Transformation numérique : HSBC s'appuie sur Amazon Web Services

HSBC mène une gigantesque mutation interne. Pour accélérer ses développements, la banque s'est dotée d'une structure de type DevOps et s'appuie désormais sur le Cloud public pour ses nouvelles applications.

Deux milliards de dollars. C'est le montant que la banque britannique HSBC a annoncé injecter pour mener sa transformation digitale. Un programme de transformation, qui d'après la presse économique, 'accompagne d'une réduction d'effectifs de l'ordre de 25.000 postes et d'un plan d'économies supérieur à 5 milliards d'euros.

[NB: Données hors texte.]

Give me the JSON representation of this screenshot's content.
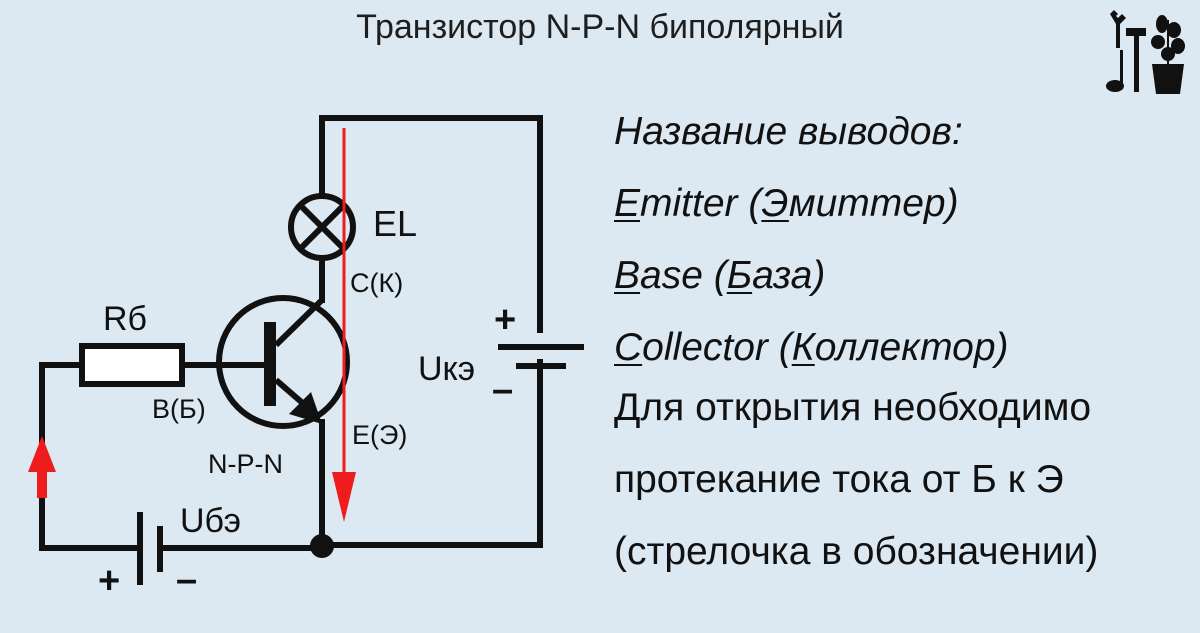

Cette restructuration de cette banque créée en 1865, à cheval entre Londres et Hong-Kong impacte très directement l'IT Le mot d'ordre est de faire basculer les applications clients dans l'ère du «digital» car déjà plus de la moitié des accès client de la banque est réalisée par mobile.

La banque veut adapter tous ses processus client à ces nouveaux modes de consommation. En parallèle à ce développement de nouvelles applications destinées aux clients, Yuri Misnik, le DSI d'HSBC, a engagé une modernisation en profondeur de l'infrastructure backoffice pour soutenir cette nouvelle stratégie.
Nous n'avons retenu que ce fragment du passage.